Introduction

For the treatment of stress urinary incontinence (SUI) in adult women, there is a broad variety of therapies nowadays. They range from physiotherapy to surgical interventions. Injection therapy with urethral bulking agents is generally considered as a minimally invasive procedure for SUI [1]. However “minimally invasive” is a relative term and can be viewed as minimally invasive from the surgeon’s perspective or the patient’s. Acceptance for injection therapy as the least invasive of all surgical procedures is progressing [2, 3].

Injection therapy can be used for all types of SUI. Urethral hypermobility is thought to decrease the success of treatment with injectables [4]. However, published results of periurethral collagen injections for SUI caused by hypermobility indicate positive outcome [5]. No differences in success rates with and without hypermobility were reported [6].

Macroplastique® is a urethral bulking agent that has been used in the treatment of urodynamic stress incontinence (USI) in adult women for approximately 9 years [2, 7, 8]. In studies, success rates vary from 58% (long term) to 73% (short term) [9]. Macroplastique® is a bulking agent that consists of solid polydimethylsiloxane particles with a mean maximum diameter of 209 μm [10]. After injection, these particles seem to be nonmigratory and will be organized within 6 to 8 weeks in firm nodules with infiltrated collagen and surrounded by a fibrous sheath that is well developed at 9 months [1114].

The aim of this study is to evaluate the efficacy and the quality of life in women using the Macroplastique® Implantation System (MIS), a novel guiding instrument for transurethral injection of Macroplastique®, as a minimally invasive procedure in adult women with USI and urethral hypermobility after an unsuccessful conservative treatment (i.e., no improvement of SUI after pelvic floor muscle exercises (PFME)).

Materials and methods

The study was approved by the Medical Ethical Committee of the University Hospital Maastricht, the Netherlands. Data out of this study and the informed consent forms were obtained complying with the applicable regulatory requirements, adhering to Good Clinical Practice and to the ethical principles that have their origin in the Declaration of Helsinki [15]. The study is designed to comply with the CONSORT statement and follows the CONSORT checklist registration study (www.consort-statement.org)

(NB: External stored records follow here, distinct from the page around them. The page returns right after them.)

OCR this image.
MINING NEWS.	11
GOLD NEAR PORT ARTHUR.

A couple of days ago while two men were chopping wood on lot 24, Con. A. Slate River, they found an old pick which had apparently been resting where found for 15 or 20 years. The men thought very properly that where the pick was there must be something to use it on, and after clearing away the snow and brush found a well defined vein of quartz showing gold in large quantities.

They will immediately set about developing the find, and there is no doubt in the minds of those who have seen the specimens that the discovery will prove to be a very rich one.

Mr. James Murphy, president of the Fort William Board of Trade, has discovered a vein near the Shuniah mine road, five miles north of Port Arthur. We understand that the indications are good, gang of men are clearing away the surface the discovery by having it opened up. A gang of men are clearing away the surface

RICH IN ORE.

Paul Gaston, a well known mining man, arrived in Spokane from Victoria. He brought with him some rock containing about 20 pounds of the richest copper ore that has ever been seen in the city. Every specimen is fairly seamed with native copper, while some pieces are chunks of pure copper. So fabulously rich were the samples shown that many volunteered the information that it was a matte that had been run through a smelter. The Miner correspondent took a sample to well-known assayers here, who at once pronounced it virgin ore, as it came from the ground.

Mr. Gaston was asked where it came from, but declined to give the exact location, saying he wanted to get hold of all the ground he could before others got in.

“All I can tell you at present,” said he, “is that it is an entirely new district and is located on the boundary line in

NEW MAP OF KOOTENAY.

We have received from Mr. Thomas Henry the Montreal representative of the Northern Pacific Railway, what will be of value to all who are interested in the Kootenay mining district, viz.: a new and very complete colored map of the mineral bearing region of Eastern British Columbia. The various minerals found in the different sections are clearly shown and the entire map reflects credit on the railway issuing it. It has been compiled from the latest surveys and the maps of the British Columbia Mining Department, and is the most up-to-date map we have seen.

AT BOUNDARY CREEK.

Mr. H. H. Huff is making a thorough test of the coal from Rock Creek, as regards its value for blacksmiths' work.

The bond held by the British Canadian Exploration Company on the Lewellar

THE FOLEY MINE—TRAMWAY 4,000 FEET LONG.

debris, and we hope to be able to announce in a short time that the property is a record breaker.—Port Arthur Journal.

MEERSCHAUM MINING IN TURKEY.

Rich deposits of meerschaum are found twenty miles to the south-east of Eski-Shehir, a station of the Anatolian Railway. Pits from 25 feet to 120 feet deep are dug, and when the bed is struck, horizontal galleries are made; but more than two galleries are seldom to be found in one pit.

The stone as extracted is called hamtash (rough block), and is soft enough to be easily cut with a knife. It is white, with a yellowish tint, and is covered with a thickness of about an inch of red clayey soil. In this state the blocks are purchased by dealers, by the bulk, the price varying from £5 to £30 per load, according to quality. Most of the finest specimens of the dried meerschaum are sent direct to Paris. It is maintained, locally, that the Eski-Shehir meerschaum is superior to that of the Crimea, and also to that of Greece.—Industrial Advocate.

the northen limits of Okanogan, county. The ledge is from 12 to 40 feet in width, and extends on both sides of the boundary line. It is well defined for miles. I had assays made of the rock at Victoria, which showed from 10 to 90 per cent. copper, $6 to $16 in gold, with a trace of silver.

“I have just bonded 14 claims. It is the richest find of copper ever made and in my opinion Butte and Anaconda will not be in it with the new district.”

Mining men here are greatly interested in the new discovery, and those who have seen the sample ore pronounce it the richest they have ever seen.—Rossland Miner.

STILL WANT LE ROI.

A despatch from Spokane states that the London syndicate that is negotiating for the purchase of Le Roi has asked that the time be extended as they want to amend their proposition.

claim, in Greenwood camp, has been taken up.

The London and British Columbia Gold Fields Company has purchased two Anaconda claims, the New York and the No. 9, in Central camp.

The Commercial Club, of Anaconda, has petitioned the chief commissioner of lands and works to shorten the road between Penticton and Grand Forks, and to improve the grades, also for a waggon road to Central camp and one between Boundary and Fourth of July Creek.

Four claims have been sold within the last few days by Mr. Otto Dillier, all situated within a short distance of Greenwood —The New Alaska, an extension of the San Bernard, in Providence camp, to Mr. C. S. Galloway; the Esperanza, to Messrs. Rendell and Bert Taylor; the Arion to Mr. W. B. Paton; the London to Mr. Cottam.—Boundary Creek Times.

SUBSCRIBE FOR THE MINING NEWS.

Forty-seven adult women with USI and urethral hypermobility after an unsuccessful conservative treatment and no history of previous incontinence surgery were included in this prospective, randomized, controlled and single-center clinical trial between April 2002 and May 2007. Prior to participation of this study, each woman completed dipstick urinalysis, a Quality-of-Life Questionnaire (QoL), Patient Questionnaire including Stamey incontinence rating [16]. Stamey rating is as follows. Grade 0: The patient is continent (dry). Grade 1: The patient will lose urine with sudden increases in abdominal pressure (stressful activities such as lifting weights, coughing, or sneezing) but never in bed at night. Grade 2: The patient’s incontinence worsens with lesser degrees of stress such as walking, standing erect from a sitting position, or sitting up in bed. Grade 3: The patient has total incontinence and urine is lost with any activity, irrespective of position. Also, a frequency–volume chart (FVC) and 1-h International Continence Society pad test [17] in addition to routine urogynecological workup including detailed physical examination with assessment of bladder neck excursion measurement and pelvic organ prolapse [18] and urodynamic assessment were performed. The Incontinence Quality-of-Life (I-QoL) Questionnaire was used in this study for the assessment of QoL [19]. The Dutch-translated and validated version is a reliable instrument for the assessment of QoL in women with urinary incontinence. The mean score lies theoretically between 1 and 5 and, the higher the score is, the more satisfied patients are about their continence condition. The 22 I-QoL item scores can be divided in three domains: “avoidance and limiting behavior,” “psychosocial impacts,” and “social embarrassment”. Measurement of bladder neck mobility was assessed by the Q-tip test [20]. Independently, Valsalva leak point pressure was measured. This measurement provides a validated tool to assess urethral function allowing an estimation of the relative contributions of intrinsic sphincter deficiency and urethral hypermobility [21].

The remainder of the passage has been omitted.